The hotdog application in the TV show is completely realistic, and the response from the people is just as real. It is possible to create such a model with thousands of pictures of hotdogs and of things that are not hotdogs. What the model can do is remarkable, completely impossible in fact in the previous approach to artificial intelligence. A graduate student can train such an ML model in a matter of weeks. But the model can only do what it is trained to do, nothing more.
Hivecell architecture
Hivecell edge as a service platform provides compute on premise that looks and acts a lot like cloud. The Hivecell platform has all that you need to deploy solutions at the edge. It installs, runs and monitors your applications as containers or virtual machines.
It also comes with Kafka for event sourcing. IOT sources connect to Kafka, usually through the MQTT protocol. Kafka also connects your edge data to the cloud and other edge locations.
Hive Control is the cloud-based monitoring and management console for all your Hivecell clusters, or hives. Hive Control comes with a marketplace of applications that are ready to deploy to hives. Customers connect their container and VM repositories to Hive Control and deploy applications in mass from there.
Fractal architecture
A fractal is a mathematical term for “infinitely complex patterns that are self-similar across different scales.” The most famous fractal is Mandelbrot, shown below.
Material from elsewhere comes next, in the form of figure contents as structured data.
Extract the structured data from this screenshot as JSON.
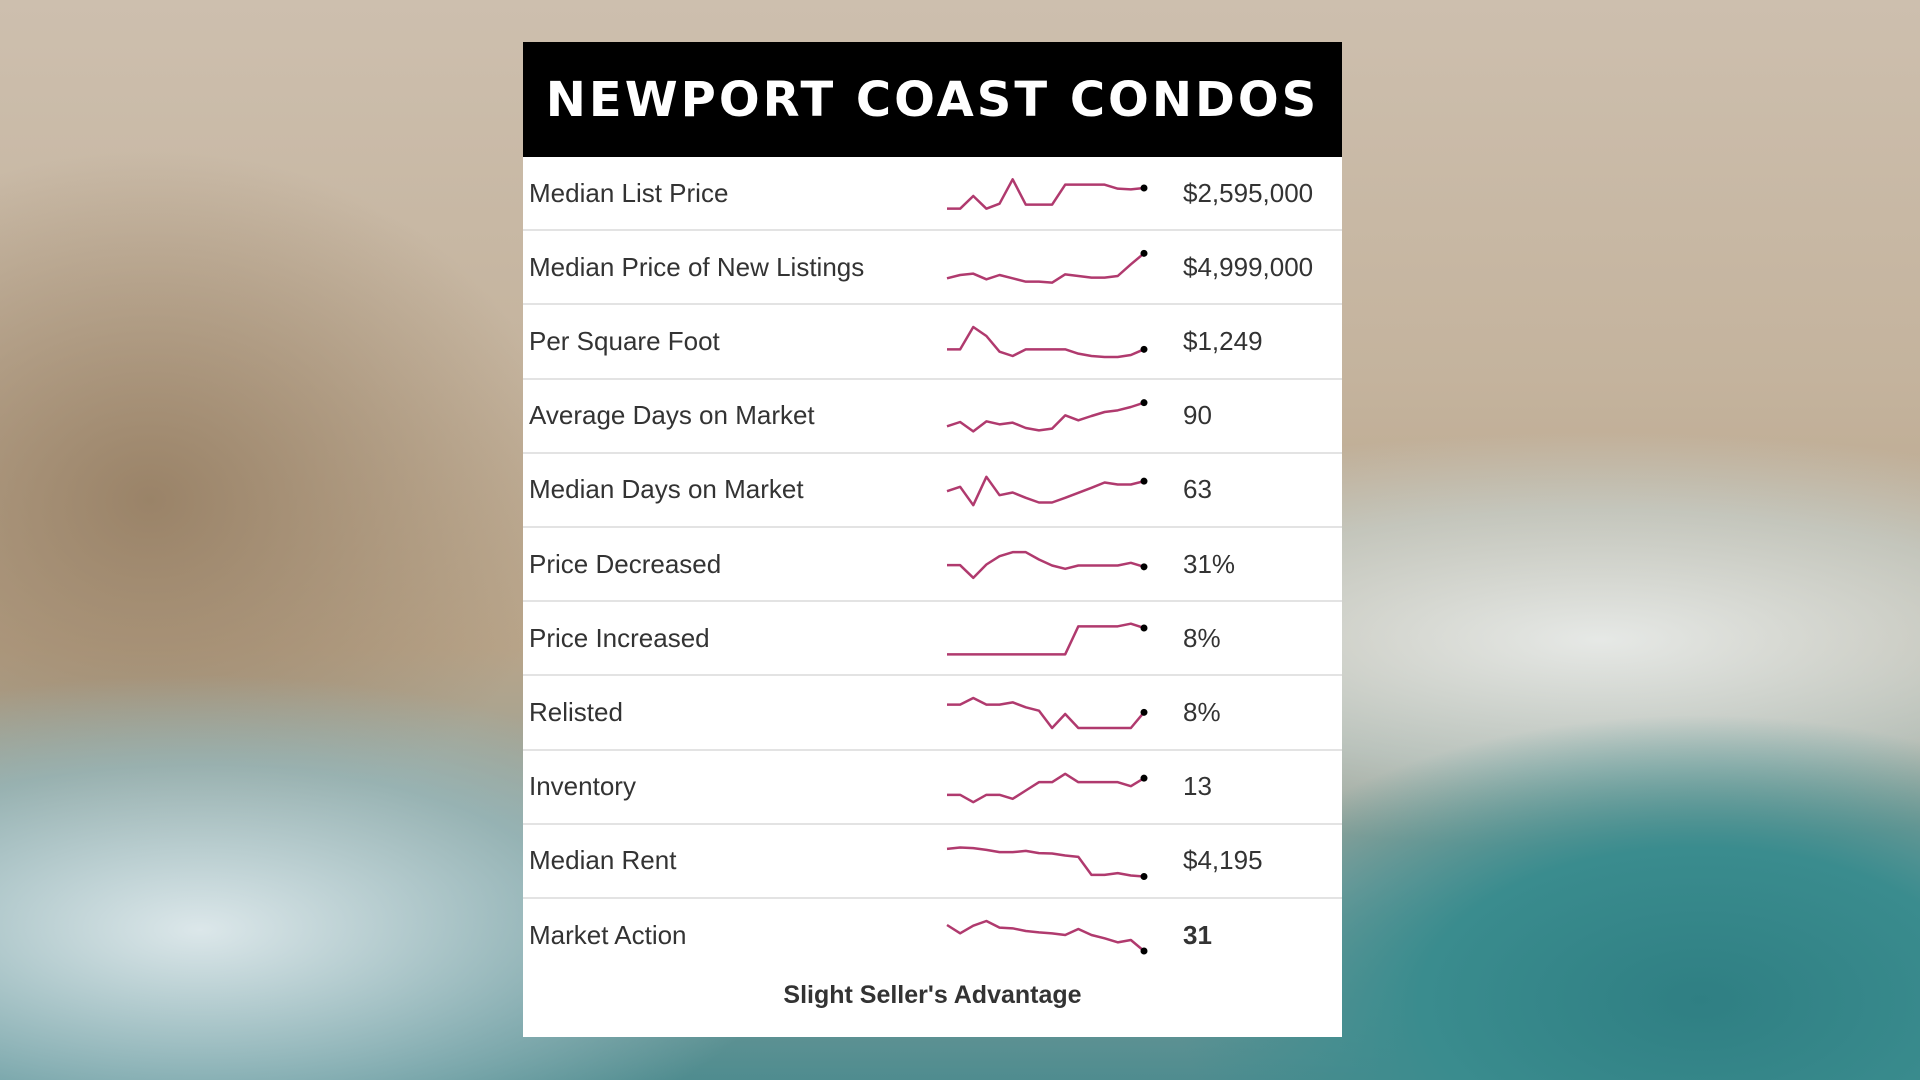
{
  "header": {
    "title": "NEWPORT COAST CONDOS"
  },
  "colors": {
    "sparkline": "#b03a6e",
    "endpoint": "#000000",
    "header_bg": "#000000"
  },
  "rows": [
    {
      "label": "Median List Price",
      "value": "$2,595,000",
      "trend": [
        0,
        0,
        38,
        0,
        15,
        88,
        12,
        12,
        12,
        72,
        72,
        72,
        72,
        60,
        58,
        62
      ]
    },
    {
      "label": "Median Price of New Listings",
      "value": "$4,999,000",
      "trend": [
        13,
        23,
        27,
        10,
        23,
        13,
        3,
        3,
        0,
        25,
        20,
        15,
        15,
        20,
        55,
        88
      ]
    },
    {
      "label": "Per Square Foot",
      "value": "$1,249",
      "trend": [
        23,
        23,
        90,
        63,
        16,
        3,
        23,
        23,
        23,
        23,
        10,
        3,
        0,
        0,
        6,
        23
      ]
    },
    {
      "label": "Average Days on Market",
      "value": "90",
      "trend": [
        15,
        28,
        0,
        30,
        21,
        26,
        10,
        3,
        8,
        48,
        33,
        46,
        58,
        63,
        73,
        86
      ]
    },
    {
      "label": "Median Days on Market",
      "value": "63",
      "trend": [
        42,
        55,
        0,
        85,
        30,
        38,
        22,
        8,
        8,
        22,
        37,
        52,
        68,
        62,
        62,
        72
      ]
    },
    {
      "label": "Price Decreased",
      "value": "31%",
      "trend": [
        38,
        38,
        0,
        40,
        65,
        77,
        77,
        55,
        37,
        27,
        37,
        37,
        37,
        37,
        45,
        33
      ]
    },
    {
      "label": "Price Increased",
      "value": "8%",
      "trend": [
        0,
        0,
        0,
        0,
        0,
        0,
        0,
        0,
        0,
        0,
        84,
        84,
        84,
        84,
        92,
        79
      ]
    },
    {
      "label": "Relisted",
      "value": "8%",
      "trend": [
        70,
        70,
        90,
        70,
        70,
        77,
        62,
        52,
        0,
        42,
        0,
        0,
        0,
        0,
        0,
        47
      ]
    },
    {
      "label": "Inventory",
      "value": "13",
      "trend": [
        22,
        22,
        0,
        22,
        22,
        10,
        35,
        60,
        60,
        85,
        60,
        60,
        60,
        60,
        48,
        72
      ]
    },
    {
      "label": "Median Rent",
      "value": "$4,195",
      "trend": [
        83,
        87,
        85,
        80,
        73,
        73,
        77,
        70,
        69,
        63,
        59,
        5,
        5,
        10,
        3,
        0
      ]
    },
    {
      "label": "Market Action",
      "value": "31",
      "trend": [
        78,
        53,
        76,
        90,
        70,
        68,
        60,
        56,
        53,
        48,
        66,
        48,
        38,
        26,
        33,
        0
      ]
    }
  ],
  "footer": {
    "text": "Slight Seller's Advantage"
  }
}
With the advent of edge computing, we are seeing a fractal computer architecture arise. The same architecture is used at different layers at different scale. The architecture has two primary components: containerization and event sourcing.
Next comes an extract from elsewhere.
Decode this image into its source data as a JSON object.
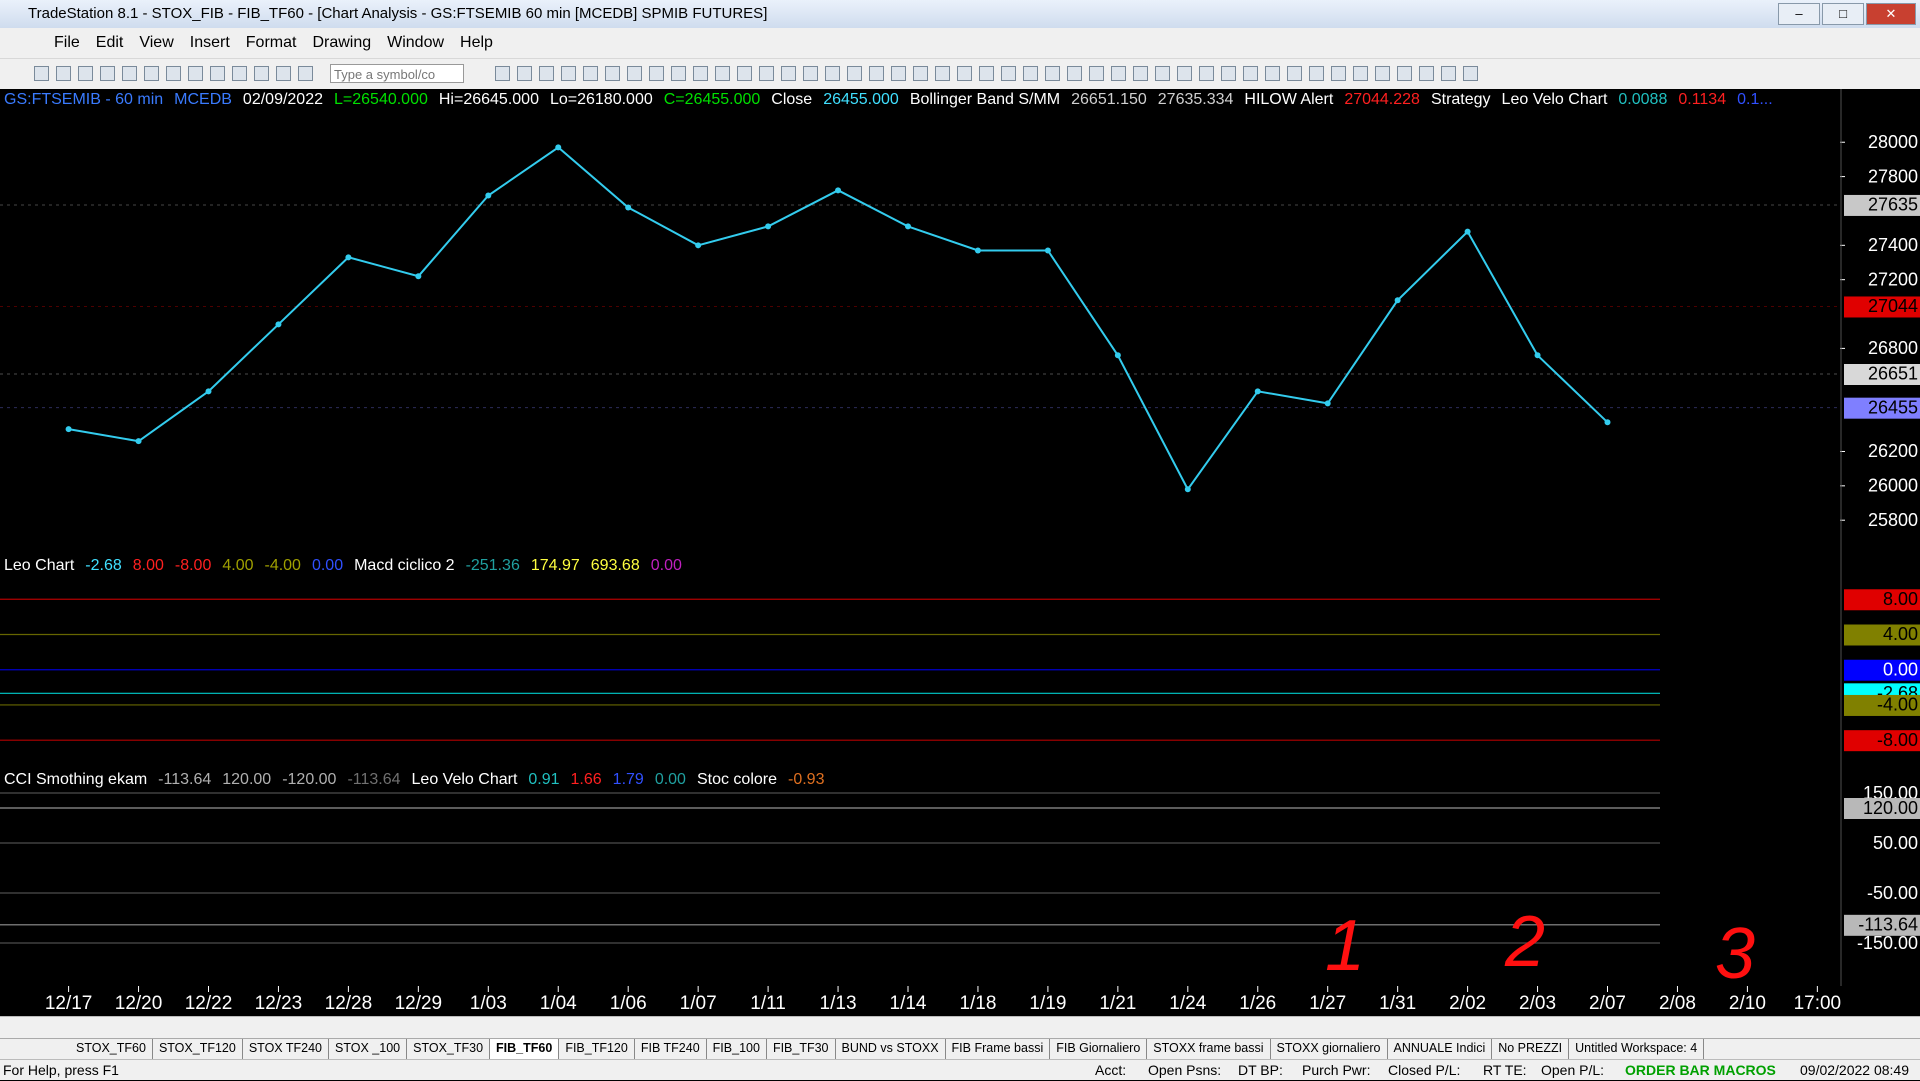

Containerization starts with breaking an application into multiple independent components, called microservices, but it goes further by making these components idempotently deployable, which is containers. A container orchestrator such as Kubernetes handles complex interdependencies of the containers. It also enables high availability and scale up, that is, the ability to have multiple instances of a container running simultaneously.
Event sourcing is fundamental to scalable distributed systems. The fundamental idea is that every change in state is recorded as an event. Applications can independently recreate the state, also known as a materialized view, by reading and applying the sequence of state changes. Kafka is designed to be the backbone of an event sourcing architecture.
The web applications that you use daily such as Google and LinkedIn were the first to adopt the new architecture because they were the first to deal with the challenges. Google built Kubernetes and LinkedIn built Kafka internally out of necessity and released them to the community as open source. Enterprise applications are nowhere near the scale of Google or LinkedIn. Nevertheless, the architecture pattern has proven itself very useful for enterprise application development. As companies push their applications to regional data centers (near edge), they are deploying the same infrastructure, but at a smaller scale.
Hivecell provides the same architecture at an even smaller scale, small enough to deploy on the factory floor. We are even seeing smart devices adopt the pattern, having containers and message bus running inside the device. With the explosion of new novel chip startups, we will see the architecture manifested in the silicon itself.